If you decide to drive to Florence, take note that the municipal police will not allow you to enter the city unless you have a hotel booking or unless you need to unload your luggage. If you must use a car, it is important to stay at a hotel that has parking.
Santa Maria Novella
Many of the city's hotels are located in this centrally-located district; close to the train station and all the tourist attractions. If you want to stay near the splendor of the Santa Maria Novella, then try Hotel Aprile. Five star hotels are sprinkled throughout the city and some of the best of these hotels include: the Grand Hotel and the Westin Excelsior, (both are in piazza d'Ognissanti) these are the places where the VIPs and politicians stay when they come to visit the city. The Villa Medici has an enticing swimming pool, and is close to the Piazza della Repubblica, as is the Helvetia & Bristol. The Croce di Malta faces the Piazza Santa Maria Novella. The Astoria Palazzo Gaddi is inside a beautiful palazzo which has glorious ceilings decorated with frescoes. If you arrive in Florence by train, you will find many hotels around the Stazione Santa Maria Novella that are either two or three star. Via Panzani (leading to Piazza del Duomo) and Via Nazionale, have a wide choice of reasonably priced hotels, many of these are family run establishments, housed in historic palazzi. The Annabella and the Nizza are only a few of the long list of hotels that will welcome you and treat you well, as you enjoy your trip to this beautiful city.
San Giovanni (Duomo) & San Marco
For comfort and elegance near San Marco, try the Hotel Regency in Piazza Massimo D'Azeglio, a pleasant, peaceful piazza. Many fantastic four star hotels are also scattered throughout the district, the pick of the bunch are: the Grand Hotel Baglioni, which is conveniently located between the Piazza della Stazione and the Duomo, this hotel has a stupendous terrace view. Il Brunelleschi, housed in the splendid, Byzantine Pagliazza tower, was a female prison during the Middle Ages. Il Calzaiuoli is also situated in a prime spot, between Piazza del Duomo and Piazza della Signoria. The Hotel Loggiato dei Serviti and Le Due Fontane are to be found in the setting of the Piazza Santissima Annunziata.
Santo Spirito (Oltrarno)
Perhaps you would like a view of the Arno? Lungarno has been recently renovated and faces the river.
Campo di Marte & Fiesole
You can also find a wide choice of three-star establishments along the banks of the Lungarni in this district, these are a little further out of town, but you can easily reach the centro on foot within a matter of minutes: such as the Hotel Columbus.
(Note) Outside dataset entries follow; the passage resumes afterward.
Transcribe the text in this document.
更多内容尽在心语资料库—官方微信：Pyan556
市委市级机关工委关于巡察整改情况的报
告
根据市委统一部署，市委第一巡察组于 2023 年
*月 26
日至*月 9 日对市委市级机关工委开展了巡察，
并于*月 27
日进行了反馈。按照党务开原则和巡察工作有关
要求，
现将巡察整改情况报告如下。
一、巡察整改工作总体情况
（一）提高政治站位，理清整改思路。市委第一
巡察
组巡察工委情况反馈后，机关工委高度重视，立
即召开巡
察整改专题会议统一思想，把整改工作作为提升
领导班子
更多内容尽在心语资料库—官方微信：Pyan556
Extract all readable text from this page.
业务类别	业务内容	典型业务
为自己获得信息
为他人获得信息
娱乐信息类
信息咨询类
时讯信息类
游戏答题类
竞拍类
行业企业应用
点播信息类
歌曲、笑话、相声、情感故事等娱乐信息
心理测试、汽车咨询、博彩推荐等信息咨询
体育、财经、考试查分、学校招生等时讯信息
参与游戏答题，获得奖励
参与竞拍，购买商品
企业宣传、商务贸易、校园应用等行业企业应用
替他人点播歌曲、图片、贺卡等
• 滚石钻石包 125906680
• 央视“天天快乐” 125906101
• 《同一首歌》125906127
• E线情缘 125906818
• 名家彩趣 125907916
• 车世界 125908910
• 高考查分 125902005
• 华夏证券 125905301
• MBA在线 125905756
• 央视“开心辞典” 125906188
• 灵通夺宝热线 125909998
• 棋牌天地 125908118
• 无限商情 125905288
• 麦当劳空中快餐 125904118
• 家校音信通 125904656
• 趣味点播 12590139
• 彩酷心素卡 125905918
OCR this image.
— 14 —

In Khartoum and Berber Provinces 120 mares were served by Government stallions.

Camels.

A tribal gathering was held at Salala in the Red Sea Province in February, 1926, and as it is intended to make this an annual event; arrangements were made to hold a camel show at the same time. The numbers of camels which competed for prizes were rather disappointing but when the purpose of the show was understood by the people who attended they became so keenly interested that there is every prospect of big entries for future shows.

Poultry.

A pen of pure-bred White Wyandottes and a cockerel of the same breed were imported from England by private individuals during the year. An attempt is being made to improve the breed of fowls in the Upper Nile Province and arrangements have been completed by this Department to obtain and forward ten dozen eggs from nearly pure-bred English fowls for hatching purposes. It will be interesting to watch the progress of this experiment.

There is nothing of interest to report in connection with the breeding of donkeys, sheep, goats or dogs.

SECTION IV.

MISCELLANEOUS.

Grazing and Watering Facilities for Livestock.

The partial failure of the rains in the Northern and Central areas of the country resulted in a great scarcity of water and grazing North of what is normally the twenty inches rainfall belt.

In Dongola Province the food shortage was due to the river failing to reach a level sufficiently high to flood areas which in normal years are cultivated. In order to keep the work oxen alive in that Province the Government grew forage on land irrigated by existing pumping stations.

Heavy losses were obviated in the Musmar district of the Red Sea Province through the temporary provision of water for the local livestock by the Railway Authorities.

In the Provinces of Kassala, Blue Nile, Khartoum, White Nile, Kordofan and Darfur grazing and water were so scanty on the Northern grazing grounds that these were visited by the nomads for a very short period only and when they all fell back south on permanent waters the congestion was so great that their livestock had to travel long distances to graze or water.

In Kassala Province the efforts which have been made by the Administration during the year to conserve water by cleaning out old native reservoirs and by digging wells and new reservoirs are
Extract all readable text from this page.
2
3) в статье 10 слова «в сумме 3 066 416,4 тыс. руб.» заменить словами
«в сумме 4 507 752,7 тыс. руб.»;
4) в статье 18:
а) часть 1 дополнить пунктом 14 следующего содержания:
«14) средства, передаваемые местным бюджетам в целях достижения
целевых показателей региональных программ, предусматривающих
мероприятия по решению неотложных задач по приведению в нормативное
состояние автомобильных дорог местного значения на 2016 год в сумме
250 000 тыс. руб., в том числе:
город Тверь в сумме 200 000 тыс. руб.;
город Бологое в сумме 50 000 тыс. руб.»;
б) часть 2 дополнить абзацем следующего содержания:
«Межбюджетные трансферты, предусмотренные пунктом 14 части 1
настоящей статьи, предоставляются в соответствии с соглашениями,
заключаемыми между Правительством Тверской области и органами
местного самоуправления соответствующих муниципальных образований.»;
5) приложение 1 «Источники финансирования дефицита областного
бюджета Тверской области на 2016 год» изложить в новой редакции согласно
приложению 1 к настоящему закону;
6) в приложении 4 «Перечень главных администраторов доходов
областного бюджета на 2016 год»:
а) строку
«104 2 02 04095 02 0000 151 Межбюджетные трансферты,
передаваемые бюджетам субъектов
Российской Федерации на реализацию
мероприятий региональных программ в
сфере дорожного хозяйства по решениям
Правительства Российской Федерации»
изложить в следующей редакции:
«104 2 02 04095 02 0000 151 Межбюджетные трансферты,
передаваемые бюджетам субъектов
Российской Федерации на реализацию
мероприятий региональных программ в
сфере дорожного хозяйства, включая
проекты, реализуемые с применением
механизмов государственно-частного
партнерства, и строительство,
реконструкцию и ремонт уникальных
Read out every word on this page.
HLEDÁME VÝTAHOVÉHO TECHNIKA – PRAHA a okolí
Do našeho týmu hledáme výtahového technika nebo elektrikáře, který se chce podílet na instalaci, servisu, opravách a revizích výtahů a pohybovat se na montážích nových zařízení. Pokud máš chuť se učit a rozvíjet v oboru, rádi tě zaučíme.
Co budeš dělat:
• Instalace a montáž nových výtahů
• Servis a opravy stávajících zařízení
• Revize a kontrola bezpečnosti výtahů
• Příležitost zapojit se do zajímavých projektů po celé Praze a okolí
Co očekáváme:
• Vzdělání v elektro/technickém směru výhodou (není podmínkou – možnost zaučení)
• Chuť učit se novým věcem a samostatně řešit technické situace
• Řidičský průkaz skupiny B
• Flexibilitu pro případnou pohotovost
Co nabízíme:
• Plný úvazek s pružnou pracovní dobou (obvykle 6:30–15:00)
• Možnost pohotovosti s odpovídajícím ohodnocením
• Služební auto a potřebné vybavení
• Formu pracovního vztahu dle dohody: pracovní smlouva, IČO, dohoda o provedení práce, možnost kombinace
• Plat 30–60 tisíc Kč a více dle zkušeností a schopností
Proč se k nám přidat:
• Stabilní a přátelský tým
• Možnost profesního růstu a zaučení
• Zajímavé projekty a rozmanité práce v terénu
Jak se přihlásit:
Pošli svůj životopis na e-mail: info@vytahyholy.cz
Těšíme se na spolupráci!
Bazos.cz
If you are coming to Florence for business rather than pleasure, you may find it easier to stay near to the airport or the main motorways. In the north of the city, you'll find the Hotel Alexander and the Hotel Fleming.
Gavinana & Galluzzo
If you want to lose yourself in the midst of the city and be immersed in the green of Viale dei Colli, then the Grand Hotel Villa Cora is ideal, you can take a dip in the pleasant pool, or you can try the four star hotel, Relais Certosa in Certosa del Galluzzo, with its own splendid tennis courts (should you fancy a little exercise). On the outskirts of the south the Holiday Inn Garden Court and the Sheraton beckon. If looking for a view of the Arno, then the Park Palace is for you.